Giving Tuesday Now makes a difference in the lives of MSU students and the MSU community
#GivingTuesdayNow was a global day of giving and unity that took place on May 5, 2020 as an emergency response to the unprecedented need caused by COVID-19.
Over the last three months, we have seen the world change and Spartans across the globe come together to support each other. On May 5, 2020, Michigan State University took part in #GivingTuesdayNow, a global day of giving and unity that took place as an emergency response to the unprecedented need caused by COVID-19.
#GivingTuesdayNow provided Spartans from 37 states and 5 international locations a chance to make a positive difference in the lives of MSU students and the MSU community. A total of $76,522 was raised university-wide for more than 20 MSU programs, including but not limited to these College of Agriculture and Natural Resources (CANR) funds:
- CANR Student Emergency Fund: $10,630
- MSU’s Kellogg Bird Sanctuary: $2,855
- Michigan 4-H Mask Project:$1,060
- The MSU Extension Food Processing Innovation Center (FPIC): $970
Thanks to the generous support from the CANR community, $10,630 was raised during #GivingTuesdayNow for the CANR Student Emergency Fund. An additional $1,200 has been donated over the past month, bringing our total to $11,830.
Created in 2002, our college’s (Mazurek) emergency student assistance fund was established by Raymond S. Mazurek, class of 1959, who understood that students fall upon hard times and do not always have a support system for help. During a particularly rough time for Ray, one of his professors went the extra mile to help find financial resources, which allowed him to finish his degree. He vowed to pay it forward and started supporting this fund on an annual basis, and his family and friends have continued to support the fund since his passing.
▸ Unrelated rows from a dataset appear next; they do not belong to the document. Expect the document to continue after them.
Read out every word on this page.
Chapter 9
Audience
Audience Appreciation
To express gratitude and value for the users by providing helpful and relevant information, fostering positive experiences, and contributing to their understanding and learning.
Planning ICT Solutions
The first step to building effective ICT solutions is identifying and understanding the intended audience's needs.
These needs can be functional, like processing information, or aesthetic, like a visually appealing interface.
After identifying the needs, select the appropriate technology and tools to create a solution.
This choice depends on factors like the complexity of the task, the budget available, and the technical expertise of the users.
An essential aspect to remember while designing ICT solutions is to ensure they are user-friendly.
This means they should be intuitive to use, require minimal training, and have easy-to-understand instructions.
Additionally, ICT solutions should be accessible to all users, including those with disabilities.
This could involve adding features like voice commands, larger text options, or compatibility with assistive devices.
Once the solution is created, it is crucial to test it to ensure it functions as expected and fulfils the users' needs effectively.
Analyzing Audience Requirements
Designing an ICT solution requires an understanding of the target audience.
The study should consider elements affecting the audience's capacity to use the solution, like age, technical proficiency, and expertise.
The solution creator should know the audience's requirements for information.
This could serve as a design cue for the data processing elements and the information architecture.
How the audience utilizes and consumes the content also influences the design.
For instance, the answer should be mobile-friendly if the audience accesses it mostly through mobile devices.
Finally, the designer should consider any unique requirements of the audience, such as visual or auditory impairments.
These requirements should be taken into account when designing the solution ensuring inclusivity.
For nearly twenty years, this fund has been extremely beneficial in assisting our students with critical needs like, housing and food insecurity, medical care, academic supplies and required technology resources. If you are interested in supporting our students, please visit: https://givingto.msu.edu/crowdpower/canr-emergency-student-assistance.
As the nation wades through an unprecedented ocean of daily COVID-19 news and social distancing guidelines, animal keepers around the country continue caring for their animals and the staff at the Kellogg Bird Sanctuary is no exception. Our animal care staff is on site every day to make sure the birds have what they need, whether during a severe snowstorm or a global pandemic.
With events, programs and our popular field trips canceled, the Sanctuary anticipates a loss of $40,000 of income. This is the income that purchases food, supplies and medication to care for our birds. Each month, it costs $300 to feed just the birds of prey. Gifts help sustain the Sanctuary and care for the birds during these uncertain times.
Michigan 4-H youth and families are sewing homemade cloth face coverings and donating them to protect the public, essential workers and members of the healthcare workforce. By May, Michigan 4-H youth and families donated more than 5,000 cloth face coverings to more 25 different organizations in the Michigan 4-H Mask Project. These cloth face coverings were created in more than 32 counties.
Donor support helps to procure the fabric and elastic necessary to make the cloth face coverings, as well as funding to support staff expenses related to distributing the newly made cloth face coverings to those in need and sending supplies to volunteer mask-makers across the state.
COVID-19, the disease caused by novel coronavirus, has overloaded hospitals and created an increased need for personal protection equipment (PPE), such as N95 masks, face shields, gloves, aprons and disposable lab coats. As these shortages loom the ability to reuse these materials and develop more becomes increasingly more valuable.
The MSU Extension Food Processing Innovation Center (FPIC), a project of the MSU Product Center, is beginning to develop protocols that can be used to decontaminate PPE using their food production capabilities. The FPIC is a multi-functional processing plant that gives food manufacturers an opportunity to test small-scale runs of new products before retooling larger plants.
On April 1, 2020 FPIC began using their Marlen Spiral Oven to decontaminate N95 masks. After being labelled by healthcare workers, masks are transported to FPIC where they are baked in the oven. They are then sealed in individual bags and left to further decontaminate for three days before being returned to the original user.